»Wenn wir doch nie an die Ruine kämen. Es ist zu schön im Wagen!« meinte Rose.
»An der Ruine ist es gewiss noch viel schöner«, sagte Pucki.
»Warst du schon mal da?« fragte eines der Mädchen.
»Nein, aber ich weiß, dass dort ein ganz kaputtes Haus steht. Und darin hat mal ein Raubritter gewohnt, der hat den Leuten alles weggenommen.«
»Vielleicht kommt er«, schrie Paul, »und trinkt uns den Kaffee aus. Ein Ritter hat immer Durst.«
»Der Raubritter ist doch schon lange tot«, belehrte Pucki ihn. »Das war vor vielen Jahren, und seine Ruine ist ganz kaputt. Da ist nur noch eine Mauer, in der kann man nicht wohnen.«
»Wer sagt das?« fragte Fritz.
»Vati hat es gesagt. Der Raubritter kann uns nichts tun.«
»Na, der soll nur kommen«, prahlte Paul. »Ich habe ein Messer in der Tasche. An dem Messer ist auch noch 'ne kleine Schere und ein Korkenzieher.«
»Au – fein«, rief Pucki, »ich habe den Korkenzieher vergessen.« Sie zwinkerte dem Freunde listig zu.

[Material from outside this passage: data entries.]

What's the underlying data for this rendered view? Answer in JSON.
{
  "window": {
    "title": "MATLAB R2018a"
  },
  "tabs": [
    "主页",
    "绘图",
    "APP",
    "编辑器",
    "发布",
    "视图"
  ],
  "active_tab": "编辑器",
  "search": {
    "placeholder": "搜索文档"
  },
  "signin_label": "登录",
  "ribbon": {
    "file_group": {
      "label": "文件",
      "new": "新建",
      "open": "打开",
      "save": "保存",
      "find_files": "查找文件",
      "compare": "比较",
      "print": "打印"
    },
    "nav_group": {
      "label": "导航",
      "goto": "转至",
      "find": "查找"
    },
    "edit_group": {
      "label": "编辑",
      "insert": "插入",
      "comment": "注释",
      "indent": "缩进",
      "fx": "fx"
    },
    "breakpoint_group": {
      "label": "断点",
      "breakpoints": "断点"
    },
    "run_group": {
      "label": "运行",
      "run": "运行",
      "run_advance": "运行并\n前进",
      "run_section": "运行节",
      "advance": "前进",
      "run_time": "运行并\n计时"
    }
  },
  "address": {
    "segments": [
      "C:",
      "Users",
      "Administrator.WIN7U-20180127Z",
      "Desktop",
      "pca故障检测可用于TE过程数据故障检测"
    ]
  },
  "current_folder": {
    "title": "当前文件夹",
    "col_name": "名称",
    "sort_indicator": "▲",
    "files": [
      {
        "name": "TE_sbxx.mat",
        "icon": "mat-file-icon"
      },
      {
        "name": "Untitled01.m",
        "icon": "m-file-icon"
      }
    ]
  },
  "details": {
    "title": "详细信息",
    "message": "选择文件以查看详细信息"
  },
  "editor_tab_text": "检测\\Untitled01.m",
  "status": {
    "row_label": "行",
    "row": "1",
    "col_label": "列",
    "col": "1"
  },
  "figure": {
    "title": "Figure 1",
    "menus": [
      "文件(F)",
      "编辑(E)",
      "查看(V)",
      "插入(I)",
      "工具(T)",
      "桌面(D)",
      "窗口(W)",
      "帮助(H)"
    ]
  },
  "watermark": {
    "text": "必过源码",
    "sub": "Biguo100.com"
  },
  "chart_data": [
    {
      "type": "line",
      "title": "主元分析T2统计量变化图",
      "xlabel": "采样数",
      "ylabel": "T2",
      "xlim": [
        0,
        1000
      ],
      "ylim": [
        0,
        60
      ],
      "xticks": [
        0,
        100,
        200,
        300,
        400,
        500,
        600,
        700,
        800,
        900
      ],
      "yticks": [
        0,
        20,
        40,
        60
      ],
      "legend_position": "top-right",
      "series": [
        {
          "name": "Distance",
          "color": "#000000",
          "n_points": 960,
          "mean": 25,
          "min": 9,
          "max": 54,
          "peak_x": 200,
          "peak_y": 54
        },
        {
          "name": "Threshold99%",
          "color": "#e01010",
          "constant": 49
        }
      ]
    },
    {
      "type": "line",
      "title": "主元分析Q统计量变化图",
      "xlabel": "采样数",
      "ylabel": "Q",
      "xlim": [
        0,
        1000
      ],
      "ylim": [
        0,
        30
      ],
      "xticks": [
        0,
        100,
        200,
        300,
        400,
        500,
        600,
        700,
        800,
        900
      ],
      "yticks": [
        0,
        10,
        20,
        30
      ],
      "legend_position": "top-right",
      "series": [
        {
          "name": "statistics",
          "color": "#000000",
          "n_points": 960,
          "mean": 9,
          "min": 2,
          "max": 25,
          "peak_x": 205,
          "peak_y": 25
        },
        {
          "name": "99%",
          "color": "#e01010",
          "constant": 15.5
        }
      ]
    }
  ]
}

Da – wieder ein kräftiges Rütteln des Wagens, lautes Lachen, und wieder lagen einige Kinder im Stroh. – Sie setzten sich erneut zurecht. Doch bald ertönte eine weinerliche Stimme.
»Ich klebe!« Es war die kleine Olga, die neben Fritz Niepel saß.
»Wo klebst du denn?« fragte Frau Niepel.
»Ich klebe auch!« rief Fritz.
»Da trippt was Schwarzes!«
Frau Niepel erhob sich. Aus einer blauen Zuckertüte tropfte langsam dunkler dicker Saft ins Stroh.
»Ach, mein schöner Sirup!« schrie Fritz und griff mit beiden Händen nach der blauen Tüte, die die umgestürzte Tasse mit dem köstlichen Saft barg.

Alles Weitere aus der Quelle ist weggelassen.